Soumei considers his match with Souma to be a duel between two samurai, each armed with a katana. And as such, his seafood rice bowl with salmon, roe, and squid delivers a strong and decisive strike to the judges. It’s a dish they can’t stop scarfing down, and the richness of the butter is balanced by using citrus juice (rather than vinegar) for the sushi rice.
It is a particularly scrumptious-looking dish on a show full of them, but at the end of the day, Soumei only uses one blade, and relies upon a single strike. In his mock Shokugeki against Mimasaka (who traced Soumei), Souma knew playing by Soumei’s rules and relying on a single blade and strike would never work; his blade was shattered every time.
So Souma pulls out all the stops, relying not just on all of his culinary training he received both from his father and at Totsuki, but most importantly all of the various tips, tricks, and techniques he learned from everyone he’s ever cooked with and fought with and against at Totsuki. As he said in the first episode, Totsuki is a “stepping stone”, but he is and always has been a sponge: never failing to soak up the knowledge and wisdom gained in his many battles with friends, rivals, and foes alike.

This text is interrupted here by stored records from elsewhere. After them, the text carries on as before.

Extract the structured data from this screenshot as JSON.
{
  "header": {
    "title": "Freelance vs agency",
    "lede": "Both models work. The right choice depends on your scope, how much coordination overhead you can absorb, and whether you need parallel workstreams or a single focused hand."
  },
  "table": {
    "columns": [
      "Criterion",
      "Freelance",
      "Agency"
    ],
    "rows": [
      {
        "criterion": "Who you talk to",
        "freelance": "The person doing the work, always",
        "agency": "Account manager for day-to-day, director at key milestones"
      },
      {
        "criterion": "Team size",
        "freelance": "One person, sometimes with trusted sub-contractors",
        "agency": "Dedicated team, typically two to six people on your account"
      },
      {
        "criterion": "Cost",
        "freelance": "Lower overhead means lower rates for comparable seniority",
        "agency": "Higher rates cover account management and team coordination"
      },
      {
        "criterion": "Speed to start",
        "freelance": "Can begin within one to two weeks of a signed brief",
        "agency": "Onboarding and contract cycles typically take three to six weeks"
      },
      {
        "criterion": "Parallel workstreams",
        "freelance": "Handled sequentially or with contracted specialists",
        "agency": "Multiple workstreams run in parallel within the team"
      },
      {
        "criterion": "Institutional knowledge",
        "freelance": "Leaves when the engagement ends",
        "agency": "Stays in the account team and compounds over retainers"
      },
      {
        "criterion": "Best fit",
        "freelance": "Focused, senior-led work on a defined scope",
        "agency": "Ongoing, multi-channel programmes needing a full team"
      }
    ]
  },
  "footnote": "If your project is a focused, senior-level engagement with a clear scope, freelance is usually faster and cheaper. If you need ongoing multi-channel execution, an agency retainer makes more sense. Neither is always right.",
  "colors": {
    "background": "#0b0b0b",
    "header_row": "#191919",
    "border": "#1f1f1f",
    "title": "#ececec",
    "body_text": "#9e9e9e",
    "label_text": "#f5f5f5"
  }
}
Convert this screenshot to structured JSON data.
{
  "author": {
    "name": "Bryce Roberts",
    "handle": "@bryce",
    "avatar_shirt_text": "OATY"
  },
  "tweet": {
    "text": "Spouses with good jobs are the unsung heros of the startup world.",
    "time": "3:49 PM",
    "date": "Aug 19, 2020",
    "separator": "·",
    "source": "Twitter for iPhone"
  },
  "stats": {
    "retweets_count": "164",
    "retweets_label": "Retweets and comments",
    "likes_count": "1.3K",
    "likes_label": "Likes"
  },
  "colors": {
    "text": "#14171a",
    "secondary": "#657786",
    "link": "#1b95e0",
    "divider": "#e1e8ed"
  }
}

The culmination of that takes the form of Yukihira-Style Toasted Butter Pilaf Inari Sushi, which everyone thinks would be far too rich and heavy, but contains so many complementary qualities, it results in a multi-pronged, multi-weapon attack upon the judges, in stark contrast to Soumei’s single strike, which almost seems quaint by comparison. Souma throws blade after blade at Soumei, then switches to other weapons like guns and even his fists to gain the upper hand.
With his all-inclusive method, and an exemplary dish that honors and elevates all of what he’s learned, Soumei graciously concedes defeat, just before the judges name Souma the unanimous winner. Now it’s on to the final bout.